At its core, SABLE, fABLE is a record of two halves. The Sable portion revisits the stripped-back, cabin-born mythology that defined early Bon Iver, a self-aware nod to the aesthetic Vernon himself has acknowledged absorbing over the years. But it is Fable where things truly open up. Here, the sound shifts into something more luminous, blending contemporary R&B, pop and soul textures with the band’s signature emotional weight. The contrast is deliberate, a movement from introspection toward connection.
Produced by Vernon alongside Jim-E Stack, the album was largely recorded at April Base in Wisconsin, a space that has long been central to Bon Iver’s identity. Yet the atmosphere this time feels different. Where previous records often felt cloistered or digitally fractured, SABLE, fABLE breathes. The arrangements are fuller, the melodies more direct, and the songwriting less obscured by sonic experimentation.
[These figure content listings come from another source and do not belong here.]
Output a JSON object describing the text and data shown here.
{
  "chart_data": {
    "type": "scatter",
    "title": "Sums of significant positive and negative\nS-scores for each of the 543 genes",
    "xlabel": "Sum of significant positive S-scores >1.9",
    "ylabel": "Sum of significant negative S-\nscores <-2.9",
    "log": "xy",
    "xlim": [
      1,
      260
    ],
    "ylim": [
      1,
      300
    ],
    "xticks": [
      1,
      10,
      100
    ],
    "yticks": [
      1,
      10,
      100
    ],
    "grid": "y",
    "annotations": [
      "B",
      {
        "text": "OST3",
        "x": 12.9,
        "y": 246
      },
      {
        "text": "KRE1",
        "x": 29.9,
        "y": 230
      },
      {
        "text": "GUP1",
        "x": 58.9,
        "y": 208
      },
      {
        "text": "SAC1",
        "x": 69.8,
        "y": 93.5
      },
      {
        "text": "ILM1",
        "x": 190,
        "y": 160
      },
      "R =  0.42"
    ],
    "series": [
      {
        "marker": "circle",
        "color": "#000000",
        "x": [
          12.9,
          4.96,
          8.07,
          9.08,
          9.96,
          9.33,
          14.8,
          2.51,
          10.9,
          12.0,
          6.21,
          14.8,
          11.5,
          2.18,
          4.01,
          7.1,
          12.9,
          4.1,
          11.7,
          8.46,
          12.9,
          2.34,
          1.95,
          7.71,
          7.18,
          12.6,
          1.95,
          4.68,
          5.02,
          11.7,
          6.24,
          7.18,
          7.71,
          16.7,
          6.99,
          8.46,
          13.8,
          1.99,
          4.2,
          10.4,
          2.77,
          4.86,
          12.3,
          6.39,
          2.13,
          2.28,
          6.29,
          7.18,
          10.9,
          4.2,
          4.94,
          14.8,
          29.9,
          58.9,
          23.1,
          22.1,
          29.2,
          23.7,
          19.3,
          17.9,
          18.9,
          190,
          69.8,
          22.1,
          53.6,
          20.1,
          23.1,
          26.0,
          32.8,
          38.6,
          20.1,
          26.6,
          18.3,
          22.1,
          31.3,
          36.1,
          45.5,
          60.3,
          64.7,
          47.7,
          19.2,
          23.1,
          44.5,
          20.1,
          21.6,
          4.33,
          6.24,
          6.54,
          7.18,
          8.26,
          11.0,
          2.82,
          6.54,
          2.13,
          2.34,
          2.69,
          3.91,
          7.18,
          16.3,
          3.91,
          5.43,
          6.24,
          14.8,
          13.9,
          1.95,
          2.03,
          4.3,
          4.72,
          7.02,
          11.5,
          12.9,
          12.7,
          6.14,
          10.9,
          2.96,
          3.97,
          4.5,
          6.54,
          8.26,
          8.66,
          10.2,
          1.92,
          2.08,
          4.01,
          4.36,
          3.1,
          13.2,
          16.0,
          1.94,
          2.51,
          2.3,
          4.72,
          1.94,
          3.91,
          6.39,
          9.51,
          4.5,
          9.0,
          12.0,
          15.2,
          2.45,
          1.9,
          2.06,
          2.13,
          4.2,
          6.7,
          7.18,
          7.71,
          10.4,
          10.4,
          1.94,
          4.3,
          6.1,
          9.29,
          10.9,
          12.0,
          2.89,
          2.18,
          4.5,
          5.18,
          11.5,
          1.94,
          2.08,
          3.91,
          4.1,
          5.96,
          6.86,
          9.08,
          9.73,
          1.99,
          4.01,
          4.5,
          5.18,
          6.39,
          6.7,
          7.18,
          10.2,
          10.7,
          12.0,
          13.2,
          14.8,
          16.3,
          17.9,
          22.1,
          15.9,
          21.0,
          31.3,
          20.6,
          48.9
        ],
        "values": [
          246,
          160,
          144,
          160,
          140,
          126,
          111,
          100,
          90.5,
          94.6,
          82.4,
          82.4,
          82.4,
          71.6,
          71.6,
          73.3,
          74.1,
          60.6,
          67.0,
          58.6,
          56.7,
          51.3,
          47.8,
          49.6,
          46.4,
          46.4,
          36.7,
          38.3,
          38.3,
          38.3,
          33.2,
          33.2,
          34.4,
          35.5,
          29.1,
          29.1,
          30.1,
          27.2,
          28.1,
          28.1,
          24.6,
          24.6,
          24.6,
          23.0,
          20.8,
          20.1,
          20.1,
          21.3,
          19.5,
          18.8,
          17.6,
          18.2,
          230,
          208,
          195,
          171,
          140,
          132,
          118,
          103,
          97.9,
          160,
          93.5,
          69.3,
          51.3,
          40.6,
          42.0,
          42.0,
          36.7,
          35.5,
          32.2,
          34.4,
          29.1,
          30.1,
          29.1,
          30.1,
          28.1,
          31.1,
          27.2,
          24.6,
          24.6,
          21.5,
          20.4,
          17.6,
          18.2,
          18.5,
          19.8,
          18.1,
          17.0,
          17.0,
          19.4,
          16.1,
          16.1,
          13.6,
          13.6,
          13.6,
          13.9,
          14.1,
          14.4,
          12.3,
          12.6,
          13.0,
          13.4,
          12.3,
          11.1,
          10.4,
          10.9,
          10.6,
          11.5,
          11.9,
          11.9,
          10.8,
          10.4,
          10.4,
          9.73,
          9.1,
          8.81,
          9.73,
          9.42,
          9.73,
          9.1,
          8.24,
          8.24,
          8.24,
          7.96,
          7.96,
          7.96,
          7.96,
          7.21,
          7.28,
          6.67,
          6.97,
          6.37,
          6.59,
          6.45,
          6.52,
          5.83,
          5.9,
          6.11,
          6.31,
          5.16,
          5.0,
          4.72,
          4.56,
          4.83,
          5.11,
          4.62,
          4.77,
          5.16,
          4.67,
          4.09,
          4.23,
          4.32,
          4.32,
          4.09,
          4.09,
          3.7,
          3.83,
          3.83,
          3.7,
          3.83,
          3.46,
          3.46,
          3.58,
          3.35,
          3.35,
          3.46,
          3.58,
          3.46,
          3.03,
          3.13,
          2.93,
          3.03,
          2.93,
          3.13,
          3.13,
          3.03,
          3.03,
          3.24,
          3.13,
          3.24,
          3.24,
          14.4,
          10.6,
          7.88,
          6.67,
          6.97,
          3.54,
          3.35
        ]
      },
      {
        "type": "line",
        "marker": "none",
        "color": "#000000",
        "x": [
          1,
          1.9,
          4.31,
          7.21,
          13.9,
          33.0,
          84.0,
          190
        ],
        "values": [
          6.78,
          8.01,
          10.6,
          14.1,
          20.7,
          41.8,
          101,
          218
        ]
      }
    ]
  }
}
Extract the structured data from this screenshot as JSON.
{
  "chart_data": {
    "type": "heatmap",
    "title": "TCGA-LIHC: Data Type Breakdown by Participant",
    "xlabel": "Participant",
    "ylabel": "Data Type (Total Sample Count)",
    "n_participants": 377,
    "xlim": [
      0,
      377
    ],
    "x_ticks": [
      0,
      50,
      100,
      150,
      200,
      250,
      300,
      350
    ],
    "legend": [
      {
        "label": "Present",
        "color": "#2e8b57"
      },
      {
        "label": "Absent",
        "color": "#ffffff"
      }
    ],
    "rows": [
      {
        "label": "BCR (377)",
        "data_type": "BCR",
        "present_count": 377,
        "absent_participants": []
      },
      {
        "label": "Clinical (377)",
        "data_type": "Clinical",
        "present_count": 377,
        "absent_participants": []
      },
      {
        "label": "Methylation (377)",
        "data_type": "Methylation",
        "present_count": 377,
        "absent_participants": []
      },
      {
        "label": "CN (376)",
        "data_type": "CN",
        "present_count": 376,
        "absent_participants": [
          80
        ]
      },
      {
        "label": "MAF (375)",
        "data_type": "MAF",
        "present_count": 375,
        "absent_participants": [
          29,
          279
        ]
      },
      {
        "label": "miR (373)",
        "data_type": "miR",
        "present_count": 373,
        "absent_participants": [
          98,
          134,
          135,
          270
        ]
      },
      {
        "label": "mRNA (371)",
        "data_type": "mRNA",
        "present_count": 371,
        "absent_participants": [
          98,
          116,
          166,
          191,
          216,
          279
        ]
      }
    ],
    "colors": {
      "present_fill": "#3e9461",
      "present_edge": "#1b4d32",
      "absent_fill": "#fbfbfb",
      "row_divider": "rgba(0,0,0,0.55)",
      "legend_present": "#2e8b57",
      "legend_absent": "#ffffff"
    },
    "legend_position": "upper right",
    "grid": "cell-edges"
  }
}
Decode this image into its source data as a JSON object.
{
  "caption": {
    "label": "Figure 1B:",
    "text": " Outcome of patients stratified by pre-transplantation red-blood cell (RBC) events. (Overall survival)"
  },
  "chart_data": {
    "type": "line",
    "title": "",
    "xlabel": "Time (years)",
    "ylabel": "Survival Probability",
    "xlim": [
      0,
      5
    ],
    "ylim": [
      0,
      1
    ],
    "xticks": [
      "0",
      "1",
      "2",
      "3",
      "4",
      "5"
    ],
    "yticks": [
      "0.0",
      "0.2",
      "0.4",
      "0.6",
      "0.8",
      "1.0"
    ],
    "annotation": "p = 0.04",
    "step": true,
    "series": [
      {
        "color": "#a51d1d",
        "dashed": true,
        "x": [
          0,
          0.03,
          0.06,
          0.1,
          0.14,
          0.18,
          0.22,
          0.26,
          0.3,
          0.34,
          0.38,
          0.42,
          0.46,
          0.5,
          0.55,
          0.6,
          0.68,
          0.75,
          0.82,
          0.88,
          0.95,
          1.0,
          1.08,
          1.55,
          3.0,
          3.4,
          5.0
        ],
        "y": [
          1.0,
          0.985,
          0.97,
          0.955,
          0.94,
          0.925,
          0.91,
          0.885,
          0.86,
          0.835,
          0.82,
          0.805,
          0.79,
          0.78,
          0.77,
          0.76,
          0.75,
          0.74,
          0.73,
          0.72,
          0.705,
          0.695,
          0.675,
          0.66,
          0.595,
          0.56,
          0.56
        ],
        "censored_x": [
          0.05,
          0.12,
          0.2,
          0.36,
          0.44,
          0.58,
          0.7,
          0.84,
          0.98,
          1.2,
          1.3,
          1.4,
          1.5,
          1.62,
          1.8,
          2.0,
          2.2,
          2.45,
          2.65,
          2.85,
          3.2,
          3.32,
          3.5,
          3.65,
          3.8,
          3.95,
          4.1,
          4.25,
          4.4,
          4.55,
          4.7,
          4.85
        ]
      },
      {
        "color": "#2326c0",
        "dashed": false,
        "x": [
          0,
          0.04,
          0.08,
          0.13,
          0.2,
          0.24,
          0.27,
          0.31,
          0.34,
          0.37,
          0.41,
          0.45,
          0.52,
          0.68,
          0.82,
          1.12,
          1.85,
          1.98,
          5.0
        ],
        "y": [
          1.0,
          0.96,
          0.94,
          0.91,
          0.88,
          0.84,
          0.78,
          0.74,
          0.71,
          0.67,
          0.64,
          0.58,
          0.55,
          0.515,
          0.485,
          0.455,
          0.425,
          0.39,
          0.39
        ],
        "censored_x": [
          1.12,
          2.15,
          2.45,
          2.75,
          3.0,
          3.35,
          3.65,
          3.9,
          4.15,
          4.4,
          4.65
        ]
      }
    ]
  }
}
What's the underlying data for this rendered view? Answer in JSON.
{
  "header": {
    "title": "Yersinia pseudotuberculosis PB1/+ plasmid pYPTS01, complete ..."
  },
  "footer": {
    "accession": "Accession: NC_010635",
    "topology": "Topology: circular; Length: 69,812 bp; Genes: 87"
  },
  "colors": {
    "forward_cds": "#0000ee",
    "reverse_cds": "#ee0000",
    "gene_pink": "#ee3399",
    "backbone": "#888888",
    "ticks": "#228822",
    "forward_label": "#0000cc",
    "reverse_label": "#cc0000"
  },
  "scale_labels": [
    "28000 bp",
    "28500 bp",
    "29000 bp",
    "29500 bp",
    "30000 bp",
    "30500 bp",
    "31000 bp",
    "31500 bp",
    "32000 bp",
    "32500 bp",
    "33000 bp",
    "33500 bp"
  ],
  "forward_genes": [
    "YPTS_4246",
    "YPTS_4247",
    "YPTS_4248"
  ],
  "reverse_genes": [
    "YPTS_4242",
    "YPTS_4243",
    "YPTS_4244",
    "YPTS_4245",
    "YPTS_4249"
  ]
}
That shift is reflected in the collaborations. Appearances from Dijon, Danielle Haim, and Flock of Dimes, alongside contributions from Jacob Collier and Mk.gee, don’t crowd the record, they soften it. Voices drift in and out like passing conversations, reinforcing the album’s central theme: a movement toward intimacy and shared experience.
Lyrically, SABLE, fABLE is one of Vernon’s most straightforward works. Gone, largely, are the cryptic phrases and fragmented imagery that defined earlier releases. In their place is a focus on love, not just its intensity, but its stability, its quiet reassurance. Critics were quick to note this shift, highlighting both the brighter soundscapes and the more accessible songwriting as key to the album’s impact.
There’s a sense, throughout, of an artist letting go of the need to be elusive. That doesn’t mean the record is simple, far from it, but it does mean it’s more open. Moments that might once have been buried under layers of processing are allowed to sit in the light. The result is a record that feels both expansive and grounded.
Reception reflected this evolution. Widely acclaimed on release, the album was praised for its balance of emotional directness and sonic richness, earning strong scores across the board and reinforcing Bon Iver’s place as one of the most consistently interesting acts of the past decade.
If earlier Bon Iver albums felt like transmissions from a distance, SABLE, fABLE feels like a conversation. Not perfect, not always neat, but present, human, and, for the first time in a while, genuinely at peace.